Monday, April 1, 2013

China Revisited -- 2013 [#19]

The Art of the Ordinary


We did not spend a lot of time in the villages. We were in Edward's mother's village once for about 90 minutes and in Edward's father's village twice, on consecutive days, for a total of three hours or so.

I took a lot more pictures than I have been able to use in the stories I have told so far.

These pictures of brooms, for example, have not found a place in a story -- yet I find myself drawn to them as meaningful objects. These brooms are made of a kind of dried weed or straw tied to a bamboo pole or stick. There is nothing unusual about these brooms apart from the fact that they are handmade of regional materials and, thus, they look interesting.

As odd as this may sound, I think that the brooms people use indicate something about them. Certainly these brooms tell us about culture and history, but perhaps they indicate an attitude about the present as well.  To illustrate, in all my six plus decades, I have never seen anyone use a handmade broom in America; yet I have seen handmade brooms in all the foreign countries I have visited.  I am not sure what this indicates about us as Americans apart from our preference for the neat, progressive look of factory brooms.

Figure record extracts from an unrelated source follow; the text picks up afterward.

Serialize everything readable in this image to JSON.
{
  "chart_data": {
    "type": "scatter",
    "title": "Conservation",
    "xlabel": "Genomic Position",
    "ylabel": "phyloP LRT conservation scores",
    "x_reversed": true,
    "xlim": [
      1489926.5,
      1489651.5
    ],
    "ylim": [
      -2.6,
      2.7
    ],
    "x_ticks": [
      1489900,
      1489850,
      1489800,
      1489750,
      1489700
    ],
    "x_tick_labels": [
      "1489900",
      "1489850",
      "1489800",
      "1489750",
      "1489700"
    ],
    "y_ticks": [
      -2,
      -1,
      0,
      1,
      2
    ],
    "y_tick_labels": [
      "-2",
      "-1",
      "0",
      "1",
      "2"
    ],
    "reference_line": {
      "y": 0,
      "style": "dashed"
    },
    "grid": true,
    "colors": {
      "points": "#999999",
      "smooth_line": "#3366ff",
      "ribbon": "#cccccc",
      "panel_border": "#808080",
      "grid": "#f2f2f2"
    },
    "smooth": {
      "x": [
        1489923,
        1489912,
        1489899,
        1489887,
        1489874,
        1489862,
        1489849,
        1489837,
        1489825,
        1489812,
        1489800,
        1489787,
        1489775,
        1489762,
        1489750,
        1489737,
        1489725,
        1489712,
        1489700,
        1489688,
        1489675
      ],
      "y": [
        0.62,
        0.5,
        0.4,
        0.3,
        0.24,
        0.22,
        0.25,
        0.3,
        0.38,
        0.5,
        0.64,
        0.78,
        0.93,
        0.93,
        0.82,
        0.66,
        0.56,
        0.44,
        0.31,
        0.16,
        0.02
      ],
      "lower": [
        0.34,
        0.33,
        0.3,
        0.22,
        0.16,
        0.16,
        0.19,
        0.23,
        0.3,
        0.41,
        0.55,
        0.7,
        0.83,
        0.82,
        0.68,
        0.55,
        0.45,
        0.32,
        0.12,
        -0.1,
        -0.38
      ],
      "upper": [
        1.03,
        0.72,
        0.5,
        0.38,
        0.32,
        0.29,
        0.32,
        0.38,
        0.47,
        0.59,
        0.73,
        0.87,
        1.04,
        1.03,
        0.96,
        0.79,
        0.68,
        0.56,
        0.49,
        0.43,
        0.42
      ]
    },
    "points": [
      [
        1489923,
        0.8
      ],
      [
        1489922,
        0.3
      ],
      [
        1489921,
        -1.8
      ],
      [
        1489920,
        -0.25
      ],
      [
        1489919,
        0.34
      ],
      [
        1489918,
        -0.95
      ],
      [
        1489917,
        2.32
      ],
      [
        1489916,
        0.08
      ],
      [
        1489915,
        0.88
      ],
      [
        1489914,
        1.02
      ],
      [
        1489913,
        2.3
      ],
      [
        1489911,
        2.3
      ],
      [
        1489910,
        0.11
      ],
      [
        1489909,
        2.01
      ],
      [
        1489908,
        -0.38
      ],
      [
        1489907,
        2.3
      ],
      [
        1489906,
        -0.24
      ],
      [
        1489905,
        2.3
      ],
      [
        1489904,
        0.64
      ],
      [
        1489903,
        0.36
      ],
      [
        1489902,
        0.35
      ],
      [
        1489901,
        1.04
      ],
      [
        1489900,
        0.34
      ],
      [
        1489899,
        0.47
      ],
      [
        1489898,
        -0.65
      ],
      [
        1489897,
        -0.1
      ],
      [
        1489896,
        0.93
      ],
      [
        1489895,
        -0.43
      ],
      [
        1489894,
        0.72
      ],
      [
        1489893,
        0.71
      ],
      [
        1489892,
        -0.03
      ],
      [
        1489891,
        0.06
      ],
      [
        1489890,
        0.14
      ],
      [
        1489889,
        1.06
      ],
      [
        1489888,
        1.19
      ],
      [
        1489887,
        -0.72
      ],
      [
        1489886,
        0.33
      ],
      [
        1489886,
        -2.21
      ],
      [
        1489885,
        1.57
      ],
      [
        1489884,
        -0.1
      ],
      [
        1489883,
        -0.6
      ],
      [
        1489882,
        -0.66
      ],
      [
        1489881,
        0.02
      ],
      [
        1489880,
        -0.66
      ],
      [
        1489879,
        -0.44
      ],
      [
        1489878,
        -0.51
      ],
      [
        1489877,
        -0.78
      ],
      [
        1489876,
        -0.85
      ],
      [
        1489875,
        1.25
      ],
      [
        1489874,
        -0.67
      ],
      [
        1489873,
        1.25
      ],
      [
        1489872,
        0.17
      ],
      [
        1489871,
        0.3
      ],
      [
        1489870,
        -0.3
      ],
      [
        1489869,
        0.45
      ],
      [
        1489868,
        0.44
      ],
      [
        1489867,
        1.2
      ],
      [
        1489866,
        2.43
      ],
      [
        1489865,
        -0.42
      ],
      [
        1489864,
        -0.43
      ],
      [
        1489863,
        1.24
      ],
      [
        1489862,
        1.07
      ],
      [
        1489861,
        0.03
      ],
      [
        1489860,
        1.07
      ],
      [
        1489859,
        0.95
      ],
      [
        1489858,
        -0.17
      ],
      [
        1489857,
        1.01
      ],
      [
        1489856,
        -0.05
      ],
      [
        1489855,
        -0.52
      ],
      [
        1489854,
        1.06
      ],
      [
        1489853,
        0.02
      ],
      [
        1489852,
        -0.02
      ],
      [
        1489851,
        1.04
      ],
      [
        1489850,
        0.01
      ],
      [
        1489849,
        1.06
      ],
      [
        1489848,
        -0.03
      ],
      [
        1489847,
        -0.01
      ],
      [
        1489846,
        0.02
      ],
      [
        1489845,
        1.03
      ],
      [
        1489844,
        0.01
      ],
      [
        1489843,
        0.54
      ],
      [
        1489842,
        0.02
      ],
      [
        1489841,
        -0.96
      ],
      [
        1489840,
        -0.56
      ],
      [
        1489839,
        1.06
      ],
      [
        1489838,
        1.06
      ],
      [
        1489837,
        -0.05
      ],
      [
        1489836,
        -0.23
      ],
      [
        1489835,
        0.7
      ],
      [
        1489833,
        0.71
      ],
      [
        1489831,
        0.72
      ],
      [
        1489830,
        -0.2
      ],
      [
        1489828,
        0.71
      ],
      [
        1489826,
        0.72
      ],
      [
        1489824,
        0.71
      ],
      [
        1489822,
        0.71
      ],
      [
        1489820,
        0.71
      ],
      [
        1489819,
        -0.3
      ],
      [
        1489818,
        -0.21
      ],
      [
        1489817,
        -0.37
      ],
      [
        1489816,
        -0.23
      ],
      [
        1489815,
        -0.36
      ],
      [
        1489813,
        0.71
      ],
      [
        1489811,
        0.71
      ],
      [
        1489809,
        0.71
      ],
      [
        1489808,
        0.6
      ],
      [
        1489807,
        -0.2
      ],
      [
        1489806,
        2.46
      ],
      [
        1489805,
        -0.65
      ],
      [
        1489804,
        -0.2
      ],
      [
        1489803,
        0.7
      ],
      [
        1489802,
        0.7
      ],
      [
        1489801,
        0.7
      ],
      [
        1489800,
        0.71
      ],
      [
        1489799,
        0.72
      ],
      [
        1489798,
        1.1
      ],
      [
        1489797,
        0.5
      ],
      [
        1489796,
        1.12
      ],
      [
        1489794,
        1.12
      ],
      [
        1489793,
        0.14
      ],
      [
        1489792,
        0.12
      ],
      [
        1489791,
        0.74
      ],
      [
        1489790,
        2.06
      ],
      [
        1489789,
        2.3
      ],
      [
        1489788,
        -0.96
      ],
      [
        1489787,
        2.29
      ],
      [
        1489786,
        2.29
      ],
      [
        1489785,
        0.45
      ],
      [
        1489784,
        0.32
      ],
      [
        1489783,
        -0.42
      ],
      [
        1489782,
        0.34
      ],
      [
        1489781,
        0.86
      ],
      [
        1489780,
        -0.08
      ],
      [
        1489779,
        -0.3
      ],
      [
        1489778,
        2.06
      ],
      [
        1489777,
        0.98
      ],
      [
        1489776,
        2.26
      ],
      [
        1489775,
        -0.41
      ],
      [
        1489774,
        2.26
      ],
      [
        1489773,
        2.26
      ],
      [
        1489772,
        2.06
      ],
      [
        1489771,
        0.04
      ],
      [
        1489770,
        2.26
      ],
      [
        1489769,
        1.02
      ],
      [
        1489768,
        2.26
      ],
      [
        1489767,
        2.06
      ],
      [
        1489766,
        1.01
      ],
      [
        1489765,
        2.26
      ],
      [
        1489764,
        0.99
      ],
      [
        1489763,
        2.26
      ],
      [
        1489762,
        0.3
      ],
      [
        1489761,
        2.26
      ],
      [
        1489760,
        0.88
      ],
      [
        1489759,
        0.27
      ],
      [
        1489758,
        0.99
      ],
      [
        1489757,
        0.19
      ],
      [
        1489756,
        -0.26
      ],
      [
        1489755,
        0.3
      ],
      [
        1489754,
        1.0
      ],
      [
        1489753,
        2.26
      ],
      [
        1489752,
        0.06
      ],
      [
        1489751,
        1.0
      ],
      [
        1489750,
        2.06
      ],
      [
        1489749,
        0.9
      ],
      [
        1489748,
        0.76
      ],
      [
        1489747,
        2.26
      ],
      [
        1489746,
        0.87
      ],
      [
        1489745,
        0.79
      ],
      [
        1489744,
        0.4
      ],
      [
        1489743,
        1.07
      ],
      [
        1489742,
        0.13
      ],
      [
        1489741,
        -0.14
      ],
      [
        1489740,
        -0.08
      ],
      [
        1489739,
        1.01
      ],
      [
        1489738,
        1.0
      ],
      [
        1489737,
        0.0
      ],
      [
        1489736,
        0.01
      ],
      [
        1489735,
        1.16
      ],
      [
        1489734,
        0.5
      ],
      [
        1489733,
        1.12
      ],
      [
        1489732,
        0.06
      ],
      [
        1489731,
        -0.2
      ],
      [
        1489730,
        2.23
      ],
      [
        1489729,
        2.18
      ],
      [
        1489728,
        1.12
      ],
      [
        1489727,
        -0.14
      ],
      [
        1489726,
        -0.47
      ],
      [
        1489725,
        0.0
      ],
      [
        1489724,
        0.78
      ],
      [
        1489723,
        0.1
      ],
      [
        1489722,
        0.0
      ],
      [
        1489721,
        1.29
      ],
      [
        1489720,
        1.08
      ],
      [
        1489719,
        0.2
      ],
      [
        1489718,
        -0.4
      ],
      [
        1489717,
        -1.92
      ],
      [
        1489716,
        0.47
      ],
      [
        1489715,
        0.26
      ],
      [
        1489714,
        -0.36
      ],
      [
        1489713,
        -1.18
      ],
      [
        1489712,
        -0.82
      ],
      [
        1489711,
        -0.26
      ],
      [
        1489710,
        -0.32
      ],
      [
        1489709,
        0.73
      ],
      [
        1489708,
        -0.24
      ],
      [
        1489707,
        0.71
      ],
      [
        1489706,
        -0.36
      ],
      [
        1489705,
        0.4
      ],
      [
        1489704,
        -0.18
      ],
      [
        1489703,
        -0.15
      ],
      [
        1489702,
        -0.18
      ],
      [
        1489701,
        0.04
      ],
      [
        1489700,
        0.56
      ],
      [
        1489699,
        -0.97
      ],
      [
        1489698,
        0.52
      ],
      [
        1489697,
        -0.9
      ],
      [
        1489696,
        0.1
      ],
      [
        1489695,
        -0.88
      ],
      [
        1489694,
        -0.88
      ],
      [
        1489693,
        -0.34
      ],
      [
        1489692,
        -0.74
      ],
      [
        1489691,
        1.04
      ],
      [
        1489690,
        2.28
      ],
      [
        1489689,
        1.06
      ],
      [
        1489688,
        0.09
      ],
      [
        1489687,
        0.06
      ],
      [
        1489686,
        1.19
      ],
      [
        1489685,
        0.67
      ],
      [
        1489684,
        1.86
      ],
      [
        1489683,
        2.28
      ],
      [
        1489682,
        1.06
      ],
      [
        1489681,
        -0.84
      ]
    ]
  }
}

But both in Russia and in Korea I saw brooms without shafts in common use.  Imagine straw brooms, like the ones pictured, without handles.  Short brooms of that sort require the sweeper to bend over, sometimes nearly double.  In Russia these short brooms seem to be made of bundles of sticks, although I may be wrong in that observation. I first saw them in use by soldiers sweeping at the front gate of a military post, so they are not just the choice of the old women who appear everywhere sweeping streets and hallways. Many of these old women seemed to be bent double from the hardships of life.
A broom similar to the Russian model, made of straw, is common in Busan as well. The stoop of old women using the brooms might be unrelated, but the visual connection between bent posture and sweeping, to me at least, is compelling.

Another kind of picture I have been drawn to involves gardens. As I have said, it did not matter what poor condition a house might be in or the general state of a neighborhood, the garden outside or nearby was always well laid out and well tended. Even on January 1st the produce was thriving.

 
This first picture is the common area in the Zhang village close by the tea table under the trees. Likely the plots are individually assigned or owned. The area itself is neatly fenced, cultivated, staked, and healthy.


These two gardens are in Lehu, the neighboring town of 380,000. Local residents have created neat gardens that fit and utilize small or odd shaped areas that would otherwise lie vacant and gradually fill with trash. In both of these cases, the areas are designated for building projects; but in the meantime, enterprising folks are raising vegetables.


To shift my focus a bit, disposing of trash, like pollution generally, has been an urgent problem of rapid modernization in China during the last thirty years. Among the pictures I did not take (for a variety of reasons) was a picture of the stream that ran through LuoXi village. It lies below the iron pipe railing on the left-hand side of this picture.


What struck us about this little stream was that it was filled with plastic bags of the grocery store variety. Many of these bags in the countryside are red, so they stand out. The widespread use of thin plastic bags is a recent phenomenon in China, as it is, interestingly, in England too. These bags are cheap, useful, and sturdy to a point; but their wide use has created a litter problem previously unseen.  Villagers, until recently, would have used bags or baskets made of natural fibers that could be repaired or that would disintegrate over time, so the habits of disposal that have worked for milenia  now create problems.

A third kind of photograph I like to take involves brickwork, stonework, tiles, roof lines, wall construction, earthen buildings.


Whatever else this building may tell us, its construction is an odd mix of masonry.  Part of the building was built of stones such as one would pick up from the river bed or even from the fields. Walls lining fields in New England are famously made of stones removed from cleared land in order to facilitate cultivation of fields.  Sometimes, too, foundations of old New England homes may be made of these same stones; these are called rubble foundations. Well-made, they can be sturdy; but inexpertly made, they tend to fall apart. On this building, the stone-work is augmented by or repaired with two kinds of bricks. The older of these are the larger, tan bricks. These don't separate from one another and crumble into a heap like stones, but they do tend to break apart more easily than the newer, smaller, modern "red" bricks, which are the newest part of this building.

After our celebration dinner for Edward's father and after our conversations around the community tea table under the trees, I had wandered a little bit to get some pictures. I walked down to the dry, stubbly rice fields, I looked at the gardens and chicken coops and pig houses.  I found a shrine to the local land gods.

When I walked down to this little building to take pictures of the walls and the tiled roof, thinking the sunlight might create some interesting textures and patterns, my interest seemed to create a stir.

As I got to the door, after shooting any number of wall pictures, Edward hustled over.  "Pop," he said, "don't go in there."

I backed away, thinking I had approached something forbidden, hidden, secret, mysterious. 

"They are afraid you might go inside," Edward said.  "It's an outhouse."

I shot a lot of interiors, but not of that building. That was another picture I decided not to take.